Invasion of the Bee Girls (1973) – Be all that you can Bee

“Abstinence isn’t going to be anything new around here.”

Drake’s rating: A honey of a flick

Drake’s review: All right, let’s see a show of hands of all those who knew that it was inevitable that I’d be reviewing this one at some point. Hmm. That looks unanimous to me. That’s fair. After all, this is a B-movie tailor made for William Smith fans, and I’ve counted myself as one of those ever since I saw him menacing Dodge City in an old episode of the Gunsmoke television show. As Jude Bonner, Smith was a terror with no remorse, going so far as to shoot poor Miss Kitty in the back just to draw Marshall Dillon into a fight. Clearly, he was no ordinary bad guy.

Smith was best known for his villain roles. He played bikers, outlaws and gangsters like no one else, and exuded an air of menace just by entering a scene. There was no better way to showcase a hero than having him face off with, and ultimately defeat, a William Smith baddie, and Smith played opposite a list of stars that included James Garner, Fred Williamson and Nick Nolte. And that’s just the tip of the iceberg.

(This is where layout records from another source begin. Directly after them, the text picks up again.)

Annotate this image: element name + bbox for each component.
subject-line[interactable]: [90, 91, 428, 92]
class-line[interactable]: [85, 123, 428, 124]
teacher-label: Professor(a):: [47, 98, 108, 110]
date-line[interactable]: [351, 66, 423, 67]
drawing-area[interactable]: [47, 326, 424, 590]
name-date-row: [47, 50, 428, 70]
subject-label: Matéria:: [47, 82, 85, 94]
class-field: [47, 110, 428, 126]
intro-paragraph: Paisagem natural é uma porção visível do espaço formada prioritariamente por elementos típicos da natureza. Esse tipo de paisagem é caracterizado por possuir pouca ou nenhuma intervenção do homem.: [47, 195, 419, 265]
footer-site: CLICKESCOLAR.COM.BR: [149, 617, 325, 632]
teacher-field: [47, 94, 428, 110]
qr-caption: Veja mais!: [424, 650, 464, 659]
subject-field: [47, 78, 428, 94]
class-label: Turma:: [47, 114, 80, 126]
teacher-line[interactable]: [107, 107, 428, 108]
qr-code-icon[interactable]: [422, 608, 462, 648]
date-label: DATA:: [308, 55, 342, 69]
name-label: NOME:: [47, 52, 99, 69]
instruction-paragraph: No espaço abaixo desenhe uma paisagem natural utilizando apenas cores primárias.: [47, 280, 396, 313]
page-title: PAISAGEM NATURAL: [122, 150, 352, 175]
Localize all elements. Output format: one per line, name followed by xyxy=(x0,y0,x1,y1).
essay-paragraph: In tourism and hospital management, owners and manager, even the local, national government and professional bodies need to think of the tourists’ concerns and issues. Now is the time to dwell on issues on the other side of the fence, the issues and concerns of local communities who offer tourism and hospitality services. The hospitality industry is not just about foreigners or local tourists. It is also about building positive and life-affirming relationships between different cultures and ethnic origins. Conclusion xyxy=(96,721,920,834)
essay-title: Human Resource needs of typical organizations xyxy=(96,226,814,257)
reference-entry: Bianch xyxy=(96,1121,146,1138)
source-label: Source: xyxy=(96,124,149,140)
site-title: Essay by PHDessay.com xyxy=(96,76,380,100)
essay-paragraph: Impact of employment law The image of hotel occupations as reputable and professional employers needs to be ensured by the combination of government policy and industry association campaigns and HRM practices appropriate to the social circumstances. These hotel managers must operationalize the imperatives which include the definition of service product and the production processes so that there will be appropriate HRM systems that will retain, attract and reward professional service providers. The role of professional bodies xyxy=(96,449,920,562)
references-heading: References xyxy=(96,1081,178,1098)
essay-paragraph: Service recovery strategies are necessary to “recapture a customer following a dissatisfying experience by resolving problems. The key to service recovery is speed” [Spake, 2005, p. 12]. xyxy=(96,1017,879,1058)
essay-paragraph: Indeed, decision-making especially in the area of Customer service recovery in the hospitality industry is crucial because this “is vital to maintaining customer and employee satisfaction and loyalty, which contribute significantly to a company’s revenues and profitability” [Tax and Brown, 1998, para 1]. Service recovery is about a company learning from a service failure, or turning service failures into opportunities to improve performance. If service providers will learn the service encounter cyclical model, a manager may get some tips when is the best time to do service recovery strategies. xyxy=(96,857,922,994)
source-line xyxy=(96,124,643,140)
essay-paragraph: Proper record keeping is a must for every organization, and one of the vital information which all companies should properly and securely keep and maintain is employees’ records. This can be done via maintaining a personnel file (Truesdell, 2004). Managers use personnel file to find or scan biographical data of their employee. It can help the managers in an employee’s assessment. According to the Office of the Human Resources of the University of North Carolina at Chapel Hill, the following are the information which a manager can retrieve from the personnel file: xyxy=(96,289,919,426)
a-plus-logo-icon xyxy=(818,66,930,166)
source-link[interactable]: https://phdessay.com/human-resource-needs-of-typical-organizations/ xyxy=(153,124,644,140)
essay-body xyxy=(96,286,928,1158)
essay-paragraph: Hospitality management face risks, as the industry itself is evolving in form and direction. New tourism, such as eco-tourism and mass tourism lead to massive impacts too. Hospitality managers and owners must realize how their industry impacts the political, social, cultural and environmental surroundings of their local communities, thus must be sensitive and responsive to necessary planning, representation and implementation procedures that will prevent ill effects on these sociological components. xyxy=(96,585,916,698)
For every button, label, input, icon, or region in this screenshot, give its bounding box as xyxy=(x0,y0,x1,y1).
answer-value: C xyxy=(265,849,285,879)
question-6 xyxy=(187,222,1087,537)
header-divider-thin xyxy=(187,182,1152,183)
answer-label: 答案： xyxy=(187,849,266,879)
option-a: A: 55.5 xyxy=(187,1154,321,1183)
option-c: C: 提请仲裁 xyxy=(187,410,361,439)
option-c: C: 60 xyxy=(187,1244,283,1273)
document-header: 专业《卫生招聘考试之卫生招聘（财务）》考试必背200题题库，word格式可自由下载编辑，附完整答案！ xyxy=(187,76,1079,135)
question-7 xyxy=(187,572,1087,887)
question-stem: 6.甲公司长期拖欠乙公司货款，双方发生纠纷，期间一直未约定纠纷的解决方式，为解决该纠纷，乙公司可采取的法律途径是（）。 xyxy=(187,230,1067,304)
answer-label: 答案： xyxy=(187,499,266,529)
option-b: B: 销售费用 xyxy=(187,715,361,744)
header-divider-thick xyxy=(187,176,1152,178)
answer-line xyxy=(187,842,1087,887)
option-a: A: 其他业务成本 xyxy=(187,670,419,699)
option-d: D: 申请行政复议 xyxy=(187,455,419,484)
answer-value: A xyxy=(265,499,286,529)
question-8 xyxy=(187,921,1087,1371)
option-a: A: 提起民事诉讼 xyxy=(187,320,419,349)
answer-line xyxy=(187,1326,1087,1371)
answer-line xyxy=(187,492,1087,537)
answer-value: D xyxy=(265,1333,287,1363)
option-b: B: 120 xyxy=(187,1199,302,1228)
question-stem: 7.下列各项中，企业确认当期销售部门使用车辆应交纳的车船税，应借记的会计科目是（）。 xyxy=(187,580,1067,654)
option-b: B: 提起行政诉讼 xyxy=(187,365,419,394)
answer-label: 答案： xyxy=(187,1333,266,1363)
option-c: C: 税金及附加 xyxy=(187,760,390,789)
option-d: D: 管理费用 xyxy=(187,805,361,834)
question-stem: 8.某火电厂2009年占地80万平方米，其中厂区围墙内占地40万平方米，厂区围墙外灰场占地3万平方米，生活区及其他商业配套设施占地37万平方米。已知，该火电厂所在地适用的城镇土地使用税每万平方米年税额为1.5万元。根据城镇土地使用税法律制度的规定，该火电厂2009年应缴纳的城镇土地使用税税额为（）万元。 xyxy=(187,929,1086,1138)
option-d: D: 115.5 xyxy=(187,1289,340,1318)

On a few rare occasions, however, Smith got to play against type and be the hero for a change. It didn’t happen often, but when it did he was every bit as good as he was* when he was trading punches with Rod Steiger or Clint Eastwood.

In Invasion of the Bee Girls, Smith is Neil Agar, a State Department special agent on assignment in a small California town to investigate the death of a scientist working on a top-secret government contract. The local police don’t think much of the scientist’s passing and chalk it up to heart failure, but Agar’s interest is sparked by the fact that there’s been more than one seemingly natural death. Of course the mystery deepens as the body count grows, and naked but deceased scientists soon begin popping up everywhere.

Granted, the audience is quickly clued in to the fact that the scientists are not dying of natural causes, and that some of the women in the town are somehow involved, but this is a schlocky B-movie, not a mystery. Add in the fact that the mysterious Dr. Susan Harris (Anitra Ford, The Big Bird Cage) is always lurking in the background behind a large pair of sunglasses and it’s pretty easy to tell where Invasion of the Bee Girls is going.

Obviously, it’s going toward “Bee Girls.”

Ah, but what exactly is a Bee Girl, and what is their plan? Yeah, about that… I’m still not sure. Their main mission seems to be sexing up the perpetually horny scientists of this little burg and killing them, and then making their widows into Bee Girls (in a truly weird, goopy process), ad infinitum. A clear motive for infesting the town with Bee Girls is never given, nor is the origin of the Bee Girls themselves, although we do have Agar theorizing about possible forced mutations** and that seems to become the accepted explanation. It’s too bad Charles Xavier wasn’t around to give his two cents about that idea.

Invasion of the Bee Girls is a textbook example of a 1970s drive-in exploitation flick, walking the line between sleaze cinema and the “nature run amok” films of that era. A cult classic through and through, what it lacks in comprehensibility it more than makes up for in weird ideas, William Smith fisticuffs, sci-fi gadgetry and Bee Girls, and that’s enough to make it an entertaining romp in a decade that sometimes got too serious for its own good.

*OK, almost as good, because let’s face it: William Smith was born to play the heavy.

**Poppycock. I’ve never seen a Bee Girl at any of the monthly Mutant meetings.

Intermission!

  • Invasion of the Bee Girls writer Nicholas Meyer went on to bigger and better (if less goopy) science-fiction projects as the writer/director of both Star Trek II: The Wrath of Khan and Star Trek VI: The Undiscovered Country and the writer of Star Trek IV: The Voyage Home. None of those movies featured Bee Girls, but if Valeris had sported black eyes and started buzzing would any of us have really been surprised?
  • William Smith does well here as the square-jawed hero, but his performance is somewhat restrained compared to his classic villain roles. You almost expect him to make a heel turn at some point and take on the mantle of the King Bee. Yes, I now realize that sounds like a villain from the ‘60s Batman TV show. “Holy Honeycombs, Batman!”
  • Cinematographer Gary Graver worked with a variety of directors, including Fred Olen Ray, Albert Pyun and Orson Welles. One of these things is not like the others.
  • Invasion of the Bee Girls was released on home video in the early ‘80s as Graveyard Tramps, which is going to be the name of my next punk band.

2 comments

  1. Fun Fact: The minister at the funeral was portrayed by Lynn Lemon, who was pastor of the church that helped fund the production of Plan 9 from Outer Space.